Environmental (acute and chronic temperature, osmotic, hypoxic and pH) stress challenges the cellular redox balance and can lead to the increased production of reactive oxygen species (ROS). This review provides an overview of the reactions producing and scavenging ROS in the mitochondria, endoplasmic reticulum (ER) and peroxisome. It then compares these reactions with the findings of a number of studies investigating the proteomic responses of marine organisms to environmentally induced oxidative stress. These responses indicate that the thioredoxin-peroxiredoxin system is possibly more frequently recruited to scavenge H2O2 than the glutathione system.

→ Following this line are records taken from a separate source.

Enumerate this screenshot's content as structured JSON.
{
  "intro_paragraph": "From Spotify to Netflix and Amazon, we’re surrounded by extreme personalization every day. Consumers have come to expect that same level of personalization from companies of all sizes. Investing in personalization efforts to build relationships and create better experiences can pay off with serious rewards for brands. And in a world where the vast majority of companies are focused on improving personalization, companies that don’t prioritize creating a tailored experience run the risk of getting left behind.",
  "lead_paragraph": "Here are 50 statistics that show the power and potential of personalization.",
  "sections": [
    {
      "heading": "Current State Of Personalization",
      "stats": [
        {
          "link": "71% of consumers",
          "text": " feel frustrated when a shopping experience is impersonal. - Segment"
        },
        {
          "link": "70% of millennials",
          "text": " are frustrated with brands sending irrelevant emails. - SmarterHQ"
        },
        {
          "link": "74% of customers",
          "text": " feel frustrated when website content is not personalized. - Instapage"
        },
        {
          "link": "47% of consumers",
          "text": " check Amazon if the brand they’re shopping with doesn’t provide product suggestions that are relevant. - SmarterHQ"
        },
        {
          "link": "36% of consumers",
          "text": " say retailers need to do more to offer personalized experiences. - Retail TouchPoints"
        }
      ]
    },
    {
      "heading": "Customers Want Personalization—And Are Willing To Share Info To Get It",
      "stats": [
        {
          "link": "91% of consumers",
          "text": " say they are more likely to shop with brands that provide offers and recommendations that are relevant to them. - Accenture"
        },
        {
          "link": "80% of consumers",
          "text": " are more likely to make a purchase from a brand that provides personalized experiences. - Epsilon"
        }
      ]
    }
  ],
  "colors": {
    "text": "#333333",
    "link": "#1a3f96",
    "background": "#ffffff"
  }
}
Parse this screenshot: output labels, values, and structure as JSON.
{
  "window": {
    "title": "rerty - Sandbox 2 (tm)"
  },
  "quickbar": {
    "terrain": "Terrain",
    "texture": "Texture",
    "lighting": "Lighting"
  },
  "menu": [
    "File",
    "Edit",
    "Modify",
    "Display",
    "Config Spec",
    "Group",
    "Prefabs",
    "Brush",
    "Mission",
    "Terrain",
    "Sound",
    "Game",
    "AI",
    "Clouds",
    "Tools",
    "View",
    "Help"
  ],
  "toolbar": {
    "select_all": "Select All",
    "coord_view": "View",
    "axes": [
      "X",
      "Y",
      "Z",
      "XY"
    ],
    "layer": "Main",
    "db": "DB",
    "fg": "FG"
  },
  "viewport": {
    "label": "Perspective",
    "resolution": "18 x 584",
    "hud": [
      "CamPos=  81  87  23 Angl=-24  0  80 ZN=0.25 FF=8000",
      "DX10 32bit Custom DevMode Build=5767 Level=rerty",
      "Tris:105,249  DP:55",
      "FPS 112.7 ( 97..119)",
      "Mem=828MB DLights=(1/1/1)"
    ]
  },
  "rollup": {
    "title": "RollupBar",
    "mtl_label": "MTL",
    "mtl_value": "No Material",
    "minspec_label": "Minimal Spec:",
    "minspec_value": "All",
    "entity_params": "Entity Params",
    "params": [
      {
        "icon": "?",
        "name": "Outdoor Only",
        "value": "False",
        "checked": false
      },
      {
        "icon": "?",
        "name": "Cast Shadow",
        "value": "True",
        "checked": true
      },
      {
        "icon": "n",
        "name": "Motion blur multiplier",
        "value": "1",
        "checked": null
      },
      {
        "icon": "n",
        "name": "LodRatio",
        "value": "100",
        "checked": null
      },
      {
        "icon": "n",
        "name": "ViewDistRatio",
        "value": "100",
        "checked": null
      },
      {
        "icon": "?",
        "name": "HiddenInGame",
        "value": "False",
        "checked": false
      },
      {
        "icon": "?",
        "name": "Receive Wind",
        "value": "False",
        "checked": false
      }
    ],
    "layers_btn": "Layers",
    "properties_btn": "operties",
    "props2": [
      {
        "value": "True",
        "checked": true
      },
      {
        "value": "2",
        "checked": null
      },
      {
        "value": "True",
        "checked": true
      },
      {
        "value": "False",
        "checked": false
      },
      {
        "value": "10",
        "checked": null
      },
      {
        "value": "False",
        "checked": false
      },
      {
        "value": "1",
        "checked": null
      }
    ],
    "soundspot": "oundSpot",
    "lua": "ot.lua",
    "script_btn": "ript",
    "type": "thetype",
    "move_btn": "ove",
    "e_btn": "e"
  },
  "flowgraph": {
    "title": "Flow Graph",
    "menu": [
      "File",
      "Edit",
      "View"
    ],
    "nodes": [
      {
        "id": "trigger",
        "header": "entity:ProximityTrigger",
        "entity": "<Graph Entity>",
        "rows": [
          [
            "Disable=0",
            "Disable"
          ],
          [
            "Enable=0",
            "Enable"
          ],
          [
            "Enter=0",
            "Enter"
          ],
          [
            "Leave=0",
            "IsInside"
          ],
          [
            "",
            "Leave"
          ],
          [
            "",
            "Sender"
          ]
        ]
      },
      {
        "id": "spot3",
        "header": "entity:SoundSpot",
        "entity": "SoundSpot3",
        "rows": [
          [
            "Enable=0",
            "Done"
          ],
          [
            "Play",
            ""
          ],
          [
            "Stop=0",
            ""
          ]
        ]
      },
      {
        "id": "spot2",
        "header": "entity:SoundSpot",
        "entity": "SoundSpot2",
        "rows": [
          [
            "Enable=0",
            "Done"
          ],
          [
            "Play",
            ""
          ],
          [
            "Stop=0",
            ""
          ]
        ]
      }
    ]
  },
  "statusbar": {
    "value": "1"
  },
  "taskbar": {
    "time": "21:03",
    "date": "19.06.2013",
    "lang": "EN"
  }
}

Isoforms of superoxide dismutase (SOD) are not ubiquitously induced in parallel, suggesting that SOD scavenging activity is sometimes sufficient. The glutathione system plays an important role in some organisms and probably also contributes to protecting protein thiols during environmental stress. Synthesis pathways of cysteine and selenocysteine, building blocks for glutathione and glutathione peroxidase, also play an important role in scavenging ROS during stress. The increased abundance of glutaredoxin and DyP-type peroxidase suggests a need for regulating the deglutathionylation of proteins and scavenging of peroxynitrite. Reducing equivalents for these scavenging reactions are generated by proteins of the pentose phosphate pathway and by NADP-dependent isocitrate dehydrogenase. Furthermore, proteins representing reactions of the tricarboxylic acid cycle and the electron transport system generating NADH and ROS, including those of complex I, II and III, are frequently reduced in abundance with stress. Protein maturation in the ER likely represents another source of ROS during environmental stress, as indicated by simultaneous changes in ER chaperones and antioxidant proteins. Although there are still too few proteomic analyses of non-model organisms exposed to environmental stress for a general pattern to emerge, hyposaline and low pH stress show different responses from temperature and hypoxic stress. Furthermore, comparisons of closely related congeners differing in stress tolerance start to provide insights into biochemical processes contributing to adaptive differences, but more of these comparisons are needed to draw general conclusions. To fully take advantage of a systems approach, studies with longer time courses, including several tissues and more species comparisons are needed.